Well, you guys got me good on that one. I was thinking that this word would have adopted a new cool Sillicon-Valley-jargon second meaning, but perhaps even brogrammers aren’t so bold to think they can coopt such a loaded term without consequence.
Their users’ data and their (potentially) taxable profits on the other hand…
But all joking a salad (Comedy Bang Bang Fans?) It does annoy me when anything written in HTML is just categorized and called a “website” and then compared against others regardless of purpose, intended audience or format. Is there any value in comparing Google.com to boingboing.net, for example? It’s like saying horses run faster than washing machines. also what is even the boundary of a website like google? anything on the same domain? Simple web traffic stats are just such a weird lens to look at organizations through.
I think part of the pitch can also essentially be that a decentralized platform like Mastodon makes it possible for those organizations to control their own social media presence and act as their own authentication systems for users posting on behalf of that group.
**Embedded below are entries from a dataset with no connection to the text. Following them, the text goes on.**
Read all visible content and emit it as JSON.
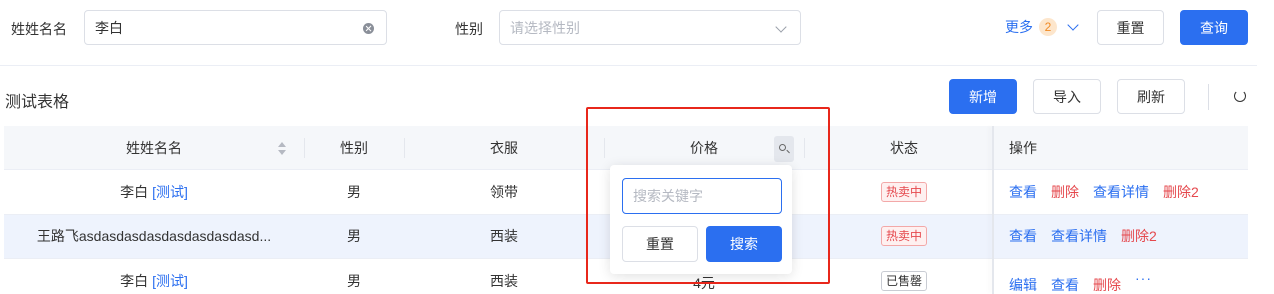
{
  "filter": {
    "name_label": "姓姓名名",
    "name_value": "李白",
    "gender_label": "性别",
    "gender_placeholder": "请选择性别",
    "more_label": "更多",
    "more_count": "2",
    "reset_label": "重置",
    "query_label": "查询"
  },
  "toolbar": {
    "title": "测试表格",
    "add_label": "新增",
    "import_label": "导入",
    "refresh_label": "刷新"
  },
  "table": {
    "headers": [
      "姓姓名名",
      "性别",
      "衣服",
      "价格",
      "状态",
      "操作"
    ],
    "rows": [
      {
        "name": "李白",
        "tag": "[测试]",
        "gender": "男",
        "cloth": "领带",
        "price": "",
        "status": "热卖中",
        "ops": [
          "查看",
          "删除",
          "查看详情",
          "删除2"
        ]
      },
      {
        "name": "王路飞asdasdasdasdasdasdasdasd...",
        "tag": "",
        "gender": "男",
        "cloth": "西装",
        "price": "",
        "status": "热卖中",
        "ops": [
          "查看",
          "查看详情",
          "删除2"
        ]
      },
      {
        "name": "李白",
        "tag": "[测试]",
        "gender": "男",
        "cloth": "西装",
        "price": "4元",
        "status": "已售罄",
        "ops": [
          "编辑",
          "查看",
          "删除"
        ],
        "more": "···"
      }
    ]
  },
  "popover": {
    "keyword_placeholder": "搜索关键字",
    "reset_label": "重置",
    "search_label": "搜索"
  },
  "colors": {
    "primary": "#2b6ff0",
    "danger": "#e5484d",
    "highlight_box": "#e8271b"
  }
}
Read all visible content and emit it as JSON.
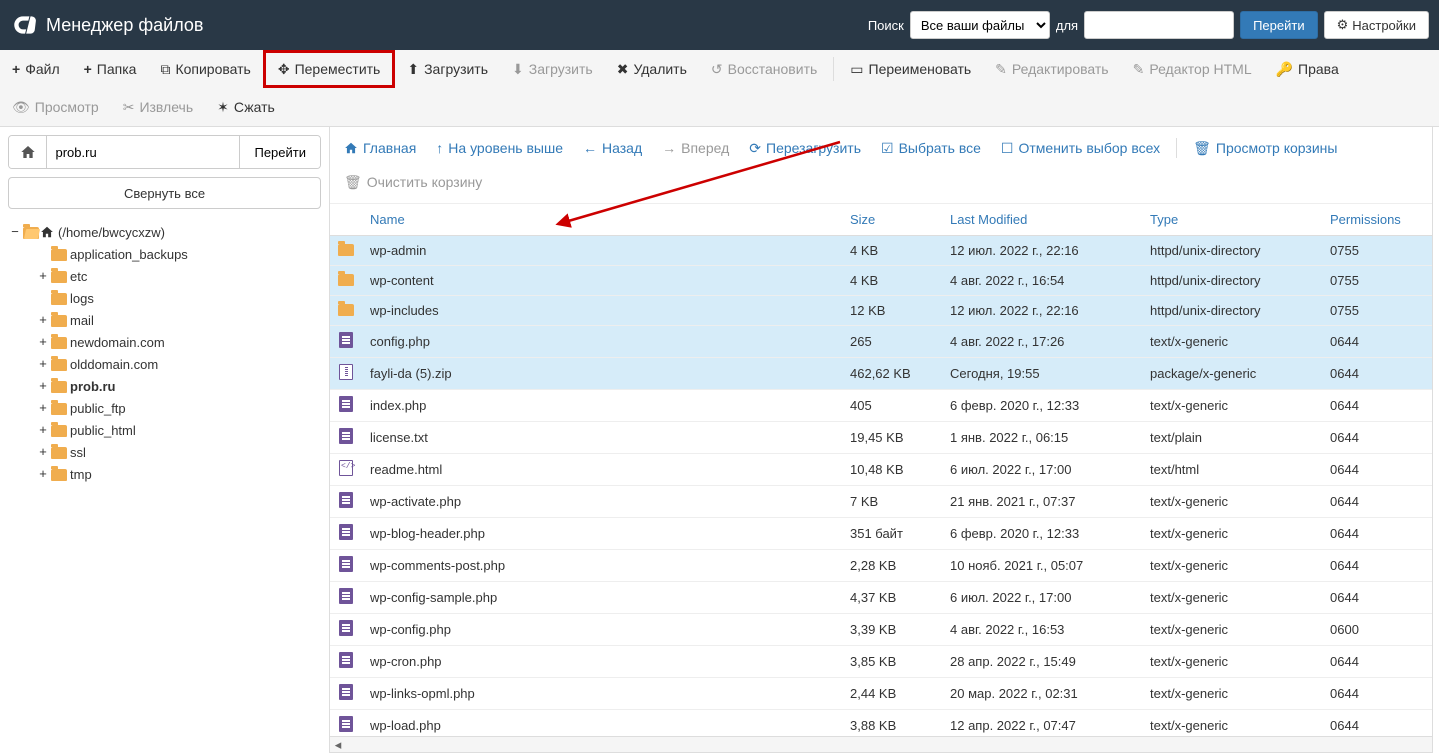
{
  "header": {
    "title": "Менеджер файлов",
    "search_label": "Поиск",
    "search_for": "для",
    "search_select": "Все ваши файлы",
    "go_button": "Перейти",
    "settings_button": "Настройки"
  },
  "toolbar": {
    "file": "Файл",
    "folder": "Папка",
    "copy": "Копировать",
    "move": "Переместить",
    "upload": "Загрузить",
    "download": "Загрузить",
    "delete": "Удалить",
    "restore": "Восстановить",
    "rename": "Переименовать",
    "edit": "Редактировать",
    "html_editor": "Редактор HTML",
    "permissions": "Права",
    "view": "Просмотр",
    "extract": "Извлечь",
    "compress": "Сжать"
  },
  "sidebar": {
    "path_value": "prob.ru",
    "go": "Перейти",
    "collapse_all": "Свернуть все",
    "root_label": "(/home/bwcycxzw)",
    "children": [
      {
        "label": "application_backups",
        "expandable": false
      },
      {
        "label": "etc",
        "expandable": true
      },
      {
        "label": "logs",
        "expandable": false
      },
      {
        "label": "mail",
        "expandable": true
      },
      {
        "label": "newdomain.com",
        "expandable": true
      },
      {
        "label": "olddomain.com",
        "expandable": true
      },
      {
        "label": "prob.ru",
        "expandable": true,
        "bold": true
      },
      {
        "label": "public_ftp",
        "expandable": true
      },
      {
        "label": "public_html",
        "expandable": true
      },
      {
        "label": "ssl",
        "expandable": true
      },
      {
        "label": "tmp",
        "expandable": true
      }
    ]
  },
  "file_toolbar": {
    "home": "Главная",
    "up_one": "На уровень выше",
    "back": "Назад",
    "forward": "Вперед",
    "reload": "Перезагрузить",
    "select_all": "Выбрать все",
    "unselect_all": "Отменить выбор всех",
    "view_trash": "Просмотр корзины",
    "empty_trash": "Очистить корзину"
  },
  "columns": {
    "name": "Name",
    "size": "Size",
    "modified": "Last Modified",
    "type": "Type",
    "perms": "Permissions"
  },
  "files": [
    {
      "icon": "folder",
      "name": "wp-admin",
      "size": "4 KB",
      "modified": "12 июл. 2022 г., 22:16",
      "type": "httpd/unix-directory",
      "perms": "0755",
      "selected": true
    },
    {
      "icon": "folder",
      "name": "wp-content",
      "size": "4 KB",
      "modified": "4 авг. 2022 г., 16:54",
      "type": "httpd/unix-directory",
      "perms": "0755",
      "selected": true
    },
    {
      "icon": "folder",
      "name": "wp-includes",
      "size": "12 KB",
      "modified": "12 июл. 2022 г., 22:16",
      "type": "httpd/unix-directory",
      "perms": "0755",
      "selected": true
    },
    {
      "icon": "file",
      "name": "config.php",
      "size": "265",
      "modified": "4 авг. 2022 г., 17:26",
      "type": "text/x-generic",
      "perms": "0644",
      "selected": true
    },
    {
      "icon": "zip",
      "name": "fayli-da (5).zip",
      "size": "462,62 KB",
      "modified": "Сегодня, 19:55",
      "type": "package/x-generic",
      "perms": "0644",
      "selected": true
    },
    {
      "icon": "file",
      "name": "index.php",
      "size": "405",
      "modified": "6 февр. 2020 г., 12:33",
      "type": "text/x-generic",
      "perms": "0644",
      "selected": false
    },
    {
      "icon": "file",
      "name": "license.txt",
      "size": "19,45 KB",
      "modified": "1 янв. 2022 г., 06:15",
      "type": "text/plain",
      "perms": "0644",
      "selected": false
    },
    {
      "icon": "html",
      "name": "readme.html",
      "size": "10,48 KB",
      "modified": "6 июл. 2022 г., 17:00",
      "type": "text/html",
      "perms": "0644",
      "selected": false
    },
    {
      "icon": "file",
      "name": "wp-activate.php",
      "size": "7 KB",
      "modified": "21 янв. 2021 г., 07:37",
      "type": "text/x-generic",
      "perms": "0644",
      "selected": false
    },
    {
      "icon": "file",
      "name": "wp-blog-header.php",
      "size": "351 байт",
      "modified": "6 февр. 2020 г., 12:33",
      "type": "text/x-generic",
      "perms": "0644",
      "selected": false
    },
    {
      "icon": "file",
      "name": "wp-comments-post.php",
      "size": "2,28 KB",
      "modified": "10 нояб. 2021 г., 05:07",
      "type": "text/x-generic",
      "perms": "0644",
      "selected": false
    },
    {
      "icon": "file",
      "name": "wp-config-sample.php",
      "size": "4,37 KB",
      "modified": "6 июл. 2022 г., 17:00",
      "type": "text/x-generic",
      "perms": "0644",
      "selected": false
    },
    {
      "icon": "file",
      "name": "wp-config.php",
      "size": "3,39 KB",
      "modified": "4 авг. 2022 г., 16:53",
      "type": "text/x-generic",
      "perms": "0600",
      "selected": false
    },
    {
      "icon": "file",
      "name": "wp-cron.php",
      "size": "3,85 KB",
      "modified": "28 апр. 2022 г., 15:49",
      "type": "text/x-generic",
      "perms": "0644",
      "selected": false
    },
    {
      "icon": "file",
      "name": "wp-links-opml.php",
      "size": "2,44 KB",
      "modified": "20 мар. 2022 г., 02:31",
      "type": "text/x-generic",
      "perms": "0644",
      "selected": false
    },
    {
      "icon": "file",
      "name": "wp-load.php",
      "size": "3,88 KB",
      "modified": "12 апр. 2022 г., 07:47",
      "type": "text/x-generic",
      "perms": "0644",
      "selected": false
    }
  ]
}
News media is a prominent example, but even politicians could conceivably get in on the benefits of having an instance that certifies their users’ authenticity. Candidates could get accounts on their party’s instance, and public officials could have accounts that are hosted on some subdomain of senate.gov, house.gov, etc.
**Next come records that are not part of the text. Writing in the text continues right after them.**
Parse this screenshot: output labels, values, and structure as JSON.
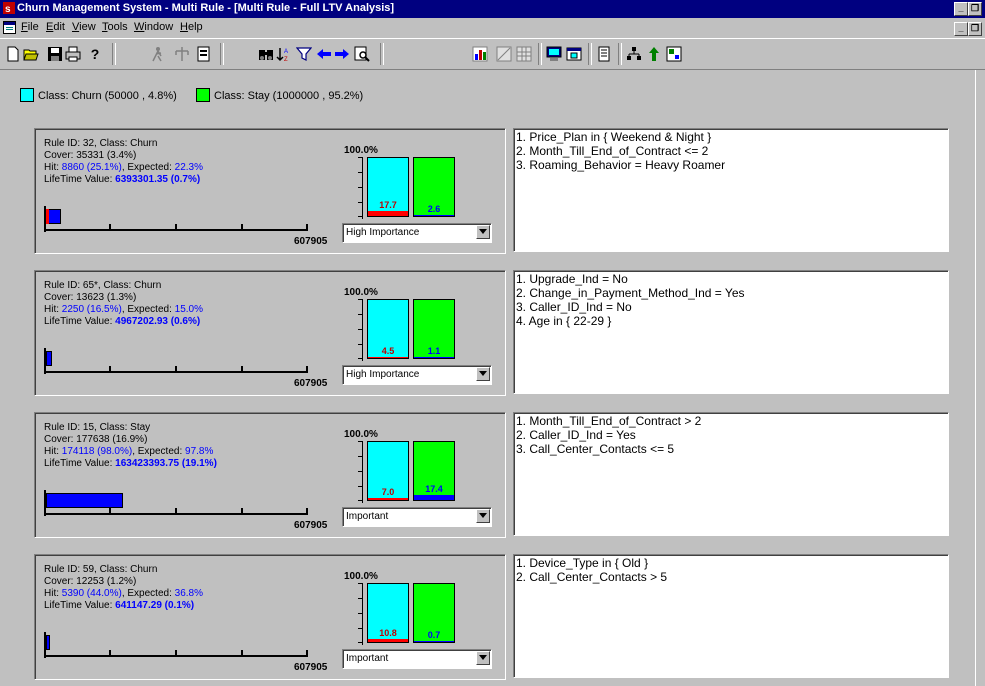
{
  "window": {
    "title": "Churn Management System - Multi Rule - [Multi Rule - Full LTV Analysis]",
    "controls": [
      "_",
      "❐"
    ]
  },
  "menubar": {
    "items": [
      {
        "label": "File",
        "key": "F",
        "rest": "ile"
      },
      {
        "label": "Edit",
        "key": "E",
        "rest": "dit"
      },
      {
        "label": "View",
        "key": "V",
        "rest": "iew"
      },
      {
        "label": "Tools",
        "key": "T",
        "rest": "ools"
      },
      {
        "label": "Window",
        "key": "W",
        "rest": "indow"
      },
      {
        "label": "Help",
        "key": "H",
        "rest": "elp"
      }
    ]
  },
  "toolbar": {
    "help_label": "?",
    "icons": [
      "new-icon",
      "open-icon",
      "save-icon",
      "print-icon",
      "help-icon",
      "run-icon",
      "split-icon",
      "export-icon",
      "binoculars-icon",
      "sort-icon",
      "filter-icon",
      "back-arrow-icon",
      "forward-arrow-icon",
      "zoom-icon",
      "bar-chart-icon",
      "table-icon",
      "grid-icon",
      "view-icon",
      "window-icon",
      "document-icon",
      "tree-icon",
      "up-icon",
      "layout-icon"
    ]
  },
  "legend": {
    "churn": {
      "label": "Class: Churn (50000 , 4.8%)",
      "color": "#00ffff"
    },
    "stay": {
      "label": "Class: Stay (1000000 , 95.2%)",
      "color": "#00ff00"
    }
  },
  "axis_max_label": "607905",
  "rules": [
    {
      "header": "Rule ID: 32, Class: Churn",
      "cover": "Cover: 35331 (3.4%)",
      "hit_prefix": "Hit: ",
      "hit_value": "8860  (25.1%)",
      "expected_prefix": ", Expected: ",
      "expected_value": "22.3%",
      "ltv_prefix": "LifeTime Value: ",
      "ltv_value": "6393301.35 (0.7%)",
      "ltv_fraction": 0.058,
      "pct_label": "100.0%",
      "churn_value": "17.7",
      "stay_value": "2.6",
      "churn_fill": 0.177,
      "stay_fill": 0.026,
      "importance": "High Importance",
      "conditions": [
        "1. Price_Plan in { Weekend & Night }",
        "2. Month_Till_End_of_Contract <= 2",
        "3. Roaming_Behavior = Heavy Roamer"
      ]
    },
    {
      "header": "Rule ID: 65*, Class: Churn",
      "cover": "Cover: 13623 (1.3%)",
      "hit_prefix": "Hit: ",
      "hit_value": "2250  (16.5%)",
      "expected_prefix": ", Expected: ",
      "expected_value": "15.0%",
      "ltv_prefix": "LifeTime Value: ",
      "ltv_value": "4967202.93 (0.6%)",
      "ltv_fraction": 0.022,
      "pct_label": "100.0%",
      "churn_value": "4.5",
      "stay_value": "1.1",
      "churn_fill": 0.045,
      "stay_fill": 0.011,
      "importance": "High Importance",
      "conditions": [
        "1. Upgrade_Ind = No",
        "2. Change_in_Payment_Method_Ind = Yes",
        "3. Caller_ID_Ind = No",
        "4. Age in { 22-29 }"
      ]
    },
    {
      "header": "Rule ID: 15, Class: Stay",
      "cover": "Cover: 177638 (16.9%)",
      "hit_prefix": "Hit: ",
      "hit_value": "174118  (98.0%)",
      "expected_prefix": ", Expected: ",
      "expected_value": "97.8%",
      "ltv_prefix": "LifeTime Value: ",
      "ltv_value": "163423393.75 (19.1%)",
      "ltv_fraction": 0.292,
      "pct_label": "100.0%",
      "churn_value": "7.0",
      "stay_value": "17.4",
      "churn_fill": 0.07,
      "stay_fill": 0.174,
      "importance": "Important",
      "conditions": [
        "1. Month_Till_End_of_Contract > 2",
        "2. Caller_ID_Ind = Yes",
        "3. Call_Center_Contacts <= 5"
      ]
    },
    {
      "header": "Rule ID: 59, Class: Churn",
      "cover": "Cover: 12253 (1.2%)",
      "hit_prefix": "Hit: ",
      "hit_value": "5390  (44.0%)",
      "expected_prefix": ", Expected: ",
      "expected_value": "36.8%",
      "ltv_prefix": "LifeTime Value: ",
      "ltv_value": "641147.29 (0.1%)",
      "ltv_fraction": 0.012,
      "pct_label": "100.0%",
      "churn_value": "10.8",
      "stay_value": "0.7",
      "churn_fill": 0.108,
      "stay_fill": 0.007,
      "importance": "Important",
      "conditions": [
        "1. Device_Type in { Old }",
        "2. Call_Center_Contacts > 5"
      ]
    }
  ]
}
While we’re throwing around alternatives to Facebook properties, Pixelfed is an Instagram-alike that is being built on the same ActivityPub protocol as Mastodon. It’s still a pretty nascent project, but worth keeping an eye on. The flagship instance is pixelfed.social (AP federation with other servers is rolling out this weekend, apparently).
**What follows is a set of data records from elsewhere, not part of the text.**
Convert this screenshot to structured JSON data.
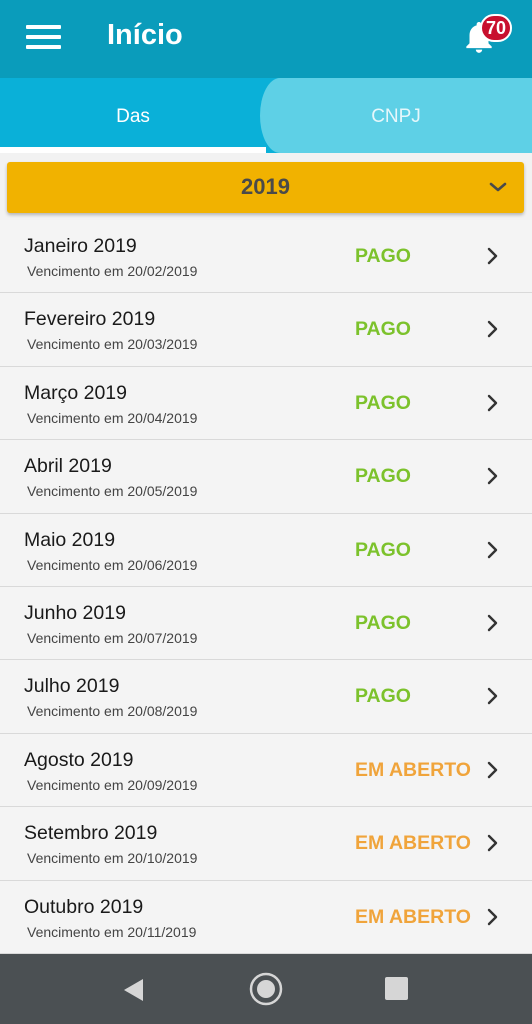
{
  "header": {
    "title": "Início",
    "menu_icon": "hamburger-menu-icon",
    "notification_icon": "bell-icon",
    "notification_count": "70",
    "bg_color": "#0a9cbb",
    "badge_color": "#c8102e"
  },
  "tabs": [
    {
      "label": "Das",
      "active": true
    },
    {
      "label": "CNPJ",
      "active": false
    }
  ],
  "year_selector": {
    "value": "2019",
    "icon": "chevron-down-icon",
    "color": "#f1b200"
  },
  "status_colors": {
    "paid": "#7cc22c",
    "open": "#f0a43b"
  },
  "items": [
    {
      "month": "Janeiro 2019",
      "due": "Vencimento em 20/02/2019",
      "status": "PAGO",
      "state": "paid"
    },
    {
      "month": "Fevereiro 2019",
      "due": "Vencimento em 20/03/2019",
      "status": "PAGO",
      "state": "paid"
    },
    {
      "month": "Março 2019",
      "due": "Vencimento em 20/04/2019",
      "status": "PAGO",
      "state": "paid"
    },
    {
      "month": "Abril 2019",
      "due": "Vencimento em 20/05/2019",
      "status": "PAGO",
      "state": "paid"
    },
    {
      "month": "Maio 2019",
      "due": "Vencimento em 20/06/2019",
      "status": "PAGO",
      "state": "paid"
    },
    {
      "month": "Junho 2019",
      "due": "Vencimento em 20/07/2019",
      "status": "PAGO",
      "state": "paid"
    },
    {
      "month": "Julho 2019",
      "due": "Vencimento em 20/08/2019",
      "status": "PAGO",
      "state": "paid"
    },
    {
      "month": "Agosto 2019",
      "due": "Vencimento em 20/09/2019",
      "status": "EM ABERTO",
      "state": "open"
    },
    {
      "month": "Setembro 2019",
      "due": "Vencimento em 20/10/2019",
      "status": "EM ABERTO",
      "state": "open"
    },
    {
      "month": "Outubro 2019",
      "due": "Vencimento em 20/11/2019",
      "status": "EM ABERTO",
      "state": "open"
    }
  ],
  "nav_bar": {
    "back_icon": "back-triangle-icon",
    "home_icon": "home-circle-icon",
    "recents_icon": "recents-square-icon"
  }
}
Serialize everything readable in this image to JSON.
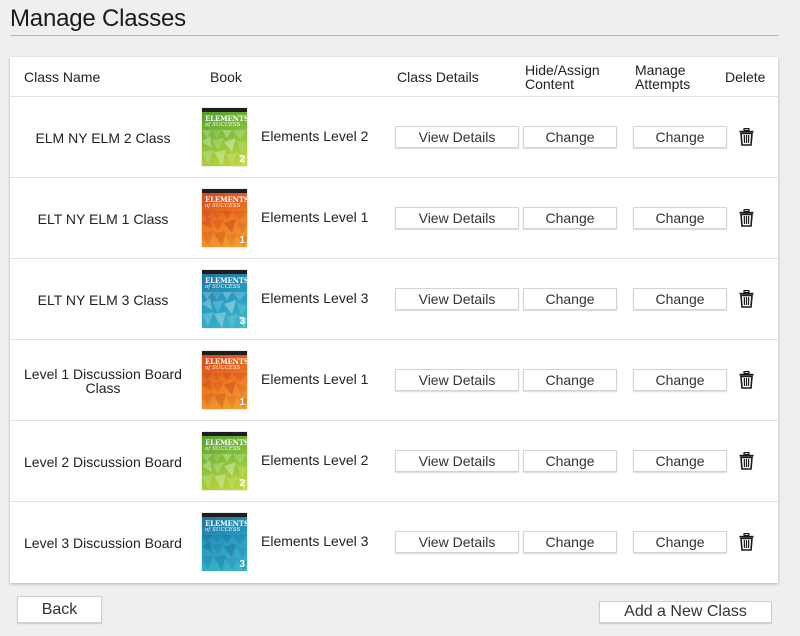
{
  "page": {
    "title": "Manage Classes"
  },
  "table": {
    "headers": {
      "class_name": "Class Name",
      "book": "Book",
      "class_details": "Class Details",
      "hide_assign_line1": "Hide/Assign",
      "hide_assign_line2": "Content",
      "manage_attempts_line1": "Manage",
      "manage_attempts_line2": "Attempts",
      "delete": "Delete"
    },
    "rows": [
      {
        "class_name": "ELM NY ELM 2 Class",
        "book": "Elements Level 2",
        "cover_level": "2",
        "cover_color": "green",
        "view_label": "View Details",
        "hide_label": "Change",
        "attempts_label": "Change"
      },
      {
        "class_name": "ELT NY ELM 1 Class",
        "book": "Elements Level 1",
        "cover_level": "1",
        "cover_color": "orange",
        "view_label": "View Details",
        "hide_label": "Change",
        "attempts_label": "Change"
      },
      {
        "class_name": "ELT NY ELM 3 Class",
        "book": "Elements Level 3",
        "cover_level": "3",
        "cover_color": "blue",
        "view_label": "View Details",
        "hide_label": "Change",
        "attempts_label": "Change"
      },
      {
        "class_name": "Level 1 Discussion Board Class",
        "book": "Elements Level 1",
        "cover_level": "1",
        "cover_color": "orange",
        "view_label": "View Details",
        "hide_label": "Change",
        "attempts_label": "Change"
      },
      {
        "class_name": "Level 2 Discussion Board",
        "book": "Elements Level 2",
        "cover_level": "2",
        "cover_color": "green",
        "view_label": "View Details",
        "hide_label": "Change",
        "attempts_label": "Change"
      },
      {
        "class_name": "Level 3 Discussion Board",
        "book": "Elements Level 3",
        "cover_level": "3",
        "cover_color": "blue",
        "view_label": "View Details",
        "hide_label": "Change",
        "attempts_label": "Change"
      }
    ]
  },
  "cover": {
    "title_line1": "ELEMENTS",
    "title_line2": "of SUCCESS"
  },
  "cover_colors": {
    "green": [
      "#4d9a2a",
      "#8cc43c",
      "#c9d83a",
      "#2f7d2a"
    ],
    "orange": [
      "#d2401c",
      "#ee7a24",
      "#f2a531",
      "#b8321a"
    ],
    "blue": [
      "#1b6f9a",
      "#2a9fc4",
      "#3fb8c8",
      "#155a84"
    ]
  },
  "footer": {
    "back_label": "Back",
    "add_label": "Add a New Class"
  },
  "icons": {
    "delete": "trash-icon"
  }
}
Is there any way to set up a trial leaf read-only node of one of these programs that doesn’t involve port 80 and LetsEncrypt? (I already have a server on port 80/443 that I don’t want to mess with.)
Wall Street rolls on BS mostly. If then want to raise a price by buying a lot of a stock, it goes up. Ex. TSLA keeps getting pumped up when literally the bear case gets stronger every day as competition from companies capable of operating profitably becomes more and more competitive while Musk engages in what, in the old days, would be held as illegal stock manipulation; only competition he has for false statements is POTUS.
But I digress.
The bull case for FB is that while numbers are softening in the US and Canada, the numbers are great in the rest of the world. The problem with that optimism is that that part of the North American market finances the company and is the source of its profits. Without North America, the company’s nothing. And North America’s numbers are awful: Shrinking use and membership, rejection by kids. Not going to happen soon, but the writing’s on the wall.